Schon vor der Pandemie war die Zahl der Kinder, die in mittellosen Haushalten aufwachsen, stetig gestiegen. Laut einer Studie der Loughborough Unversity leben derzeit 4.3 Millionen Kinder in Armut – 500 000 mehr als fünf Jahre zuvor. Auch die Obdachlosigkeit hat in den vergangenen Jahren stark zugenommen, zudem besuchen immer mehr Menschen Gassenküchen und Essensausgaben, weil sie knapp bei Kasse sind.

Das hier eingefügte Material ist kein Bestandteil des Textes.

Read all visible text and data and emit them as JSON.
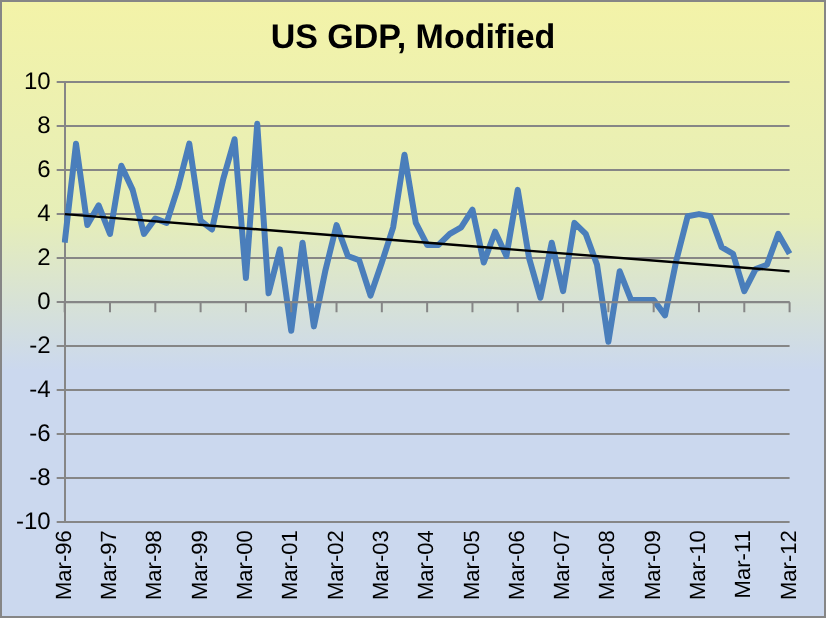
{
  "chart_data": {
    "type": "line",
    "title": "US GDP, Modified",
    "categories": [
      "Mar-96",
      null,
      null,
      null,
      "Mar-97",
      null,
      null,
      null,
      "Mar-98",
      null,
      null,
      null,
      "Mar-99",
      null,
      null,
      null,
      "Mar-00",
      null,
      null,
      null,
      "Mar-01",
      null,
      null,
      null,
      "Mar-02",
      null,
      null,
      null,
      "Mar-03",
      null,
      null,
      null,
      "Mar-04",
      null,
      null,
      null,
      "Mar-05",
      null,
      null,
      null,
      "Mar-06",
      null,
      null,
      null,
      "Mar-07",
      null,
      null,
      null,
      "Mar-08",
      null,
      null,
      null,
      "Mar-09",
      null,
      null,
      null,
      "Mar-10",
      null,
      null,
      null,
      "Mar-11",
      null,
      null,
      null,
      "Mar-12"
    ],
    "series": [
      {
        "color": "#4a7ebb",
        "values": [
          2.7,
          7.2,
          3.5,
          4.4,
          3.1,
          6.2,
          5.1,
          3.1,
          3.8,
          3.6,
          5.2,
          7.2,
          3.7,
          3.3,
          5.6,
          7.4,
          1.1,
          8.1,
          0.4,
          2.4,
          -1.3,
          2.7,
          -1.1,
          1.4,
          3.5,
          2.1,
          1.9,
          0.3,
          1.8,
          3.4,
          6.7,
          3.6,
          2.6,
          2.6,
          3.1,
          3.4,
          4.2,
          1.8,
          3.2,
          2.1,
          5.1,
          2.0,
          0.2,
          2.7,
          0.5,
          3.6,
          3.1,
          1.7,
          -1.8,
          1.4,
          0.1,
          0.1,
          0.1,
          -0.6,
          1.9,
          3.9,
          4.0,
          3.9,
          2.5,
          2.2,
          0.5,
          1.5,
          1.7,
          3.1,
          2.2
        ]
      },
      {
        "type": "line",
        "color": "#000000",
        "values": [
          4.0,
          null,
          null,
          null,
          null,
          null,
          null,
          null,
          null,
          null,
          null,
          null,
          null,
          null,
          null,
          null,
          null,
          null,
          null,
          null,
          null,
          null,
          null,
          null,
          null,
          null,
          null,
          null,
          null,
          null,
          null,
          null,
          null,
          null,
          null,
          null,
          null,
          null,
          null,
          null,
          null,
          null,
          null,
          null,
          null,
          null,
          null,
          null,
          null,
          null,
          null,
          null,
          null,
          null,
          null,
          null,
          null,
          null,
          null,
          null,
          null,
          null,
          null,
          null,
          1.4
        ]
      }
    ],
    "ylim": [
      -10,
      10
    ],
    "yticks": [
      -10,
      -8,
      -6,
      -4,
      -2,
      0,
      2,
      4,
      6,
      8,
      10
    ],
    "grid": "y",
    "legend": false,
    "marker": "none"
  }
}
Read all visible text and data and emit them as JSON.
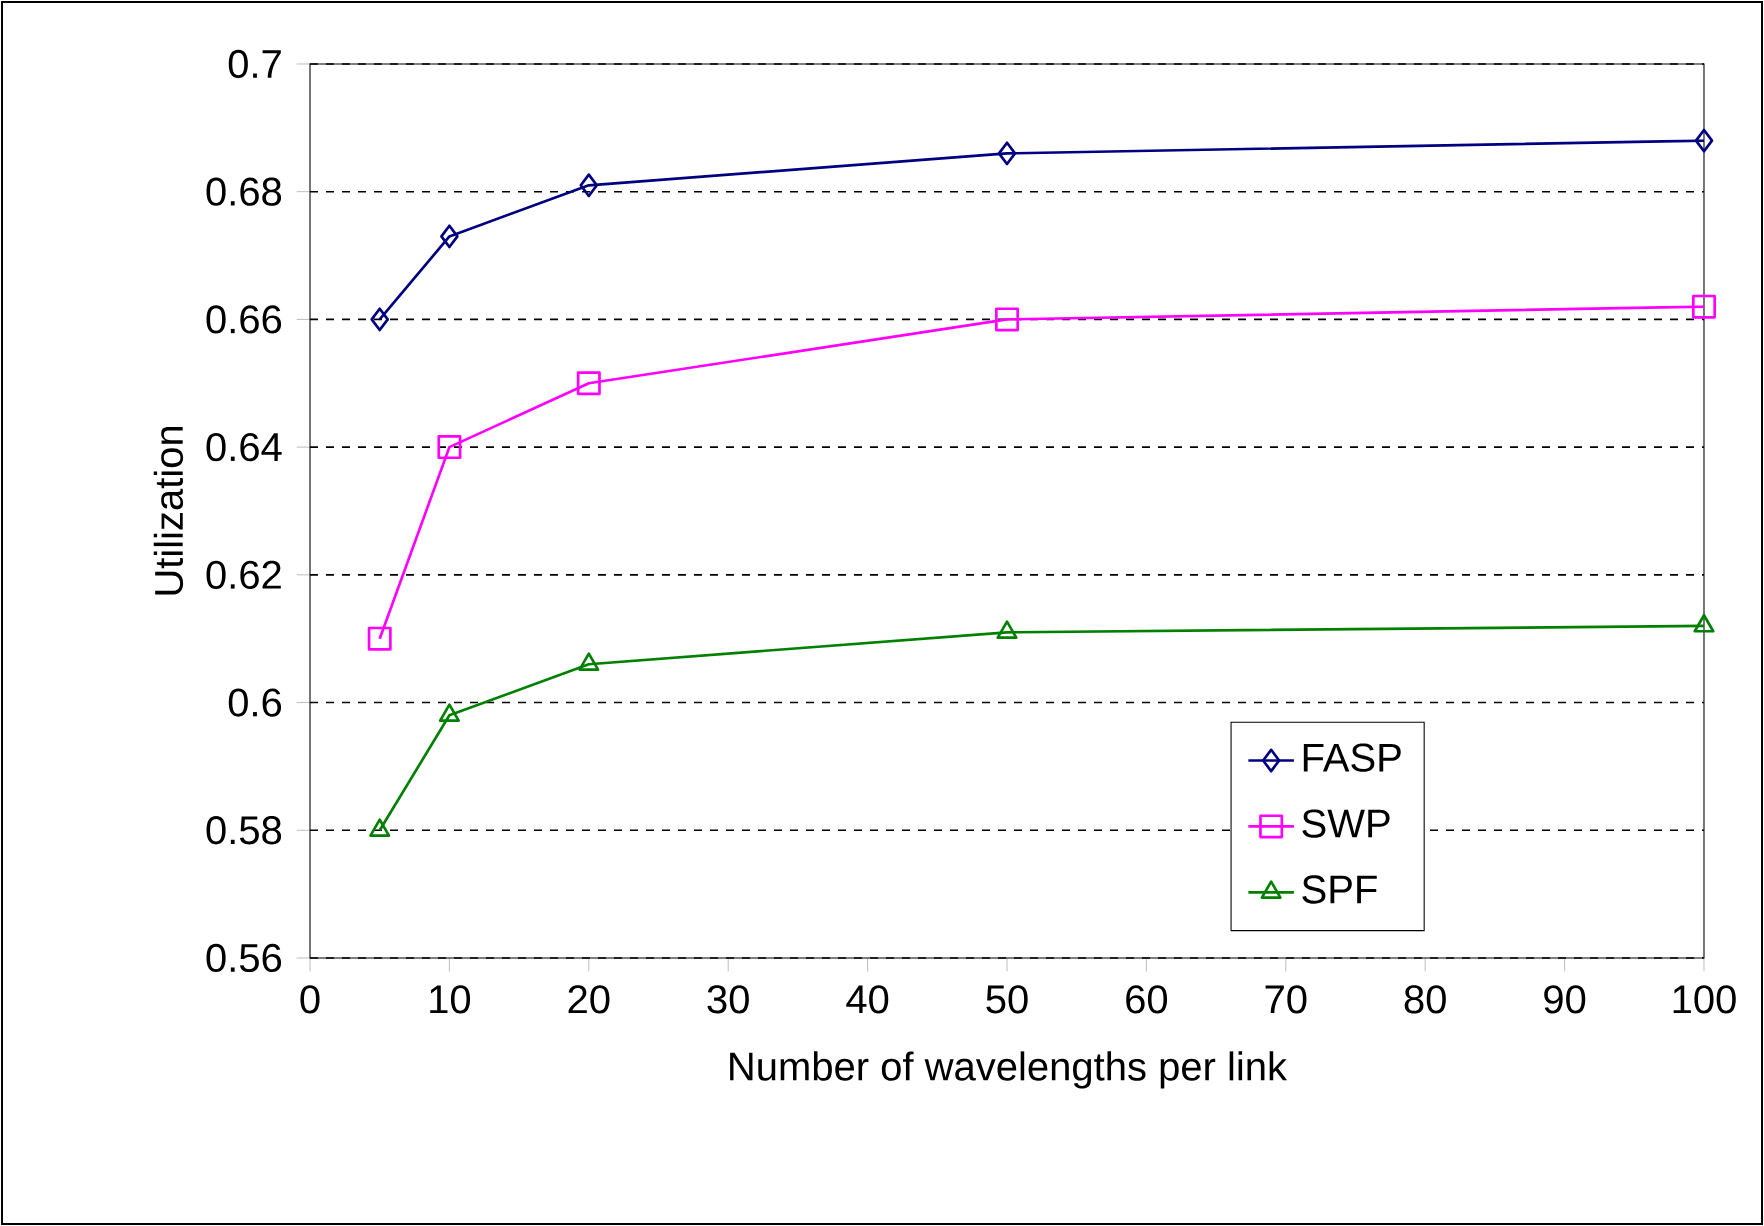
{
  "chart_data": {
    "type": "line",
    "xlabel": "Number of wavelengths per link",
    "ylabel": "Utilization",
    "x": [
      5,
      10,
      20,
      50,
      100
    ],
    "series": [
      {
        "name": "FASP",
        "color": "#000080",
        "marker": "diamond",
        "values": [
          0.66,
          0.673,
          0.681,
          0.686,
          0.688
        ]
      },
      {
        "name": "SWP",
        "color": "#ff00ff",
        "marker": "square",
        "values": [
          0.61,
          0.64,
          0.65,
          0.66,
          0.662
        ]
      },
      {
        "name": "SPF",
        "color": "#008000",
        "marker": "triangle",
        "values": [
          0.58,
          0.598,
          0.606,
          0.611,
          0.612
        ]
      }
    ],
    "xlim": [
      0,
      100
    ],
    "xticks": [
      0,
      10,
      20,
      30,
      40,
      50,
      60,
      70,
      80,
      90,
      100
    ],
    "ylim": [
      0.56,
      0.7
    ],
    "yticks": [
      0.56,
      0.58,
      0.6,
      0.62,
      0.64,
      0.66,
      0.68,
      0.7
    ],
    "grid": "y",
    "legend": "bottom right",
    "line_style": "solid"
  }
}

Folgen der Austeritätspolitik
Als Grund für die soziale Not im sechstreichsten Land der Welt machen Ökonomen nicht zuletzt das Sparprogramm verantwortlich, das die Regierung unter Premier David Cameron 2010 startete. Die öffentlichen Ausgaben wurden damals drastisch runtergefahren, sie sind von 42 Prozent des Bruttoinlandprodukts im Jahr 2009 auf 35 Prozent zehn Jahre später gesunken. Gespart wurde überall – von der Bildung über die Gesundheitsausgaben bis zur sozialen Sicherung. Die Folgen waren so dramatisch, dass sie in England zu einer Verschlechterung der Gesundheit beigetragen haben, insbesondere bei jenen, die bereits in ärmeren Verhältnissen leben, schrieb das Institute for Health Inequality 2020 in einem ausführlichen Bericht: Zum ersten Mal seit über hundert Jahren sei die Lebenserwartung sogar zurückgegangen.
Selbst die Uno kritisierte die britische Sozialpolitik 2019 mit außergewöhnlich scharfen Worten: Das Sparprogramm sei „ein ideologisches Projekt, das Schmerz und Elend verursacht“, sagte der damalige Uno-Sonderberichterstatter zu extremer Armut, Philip Alston.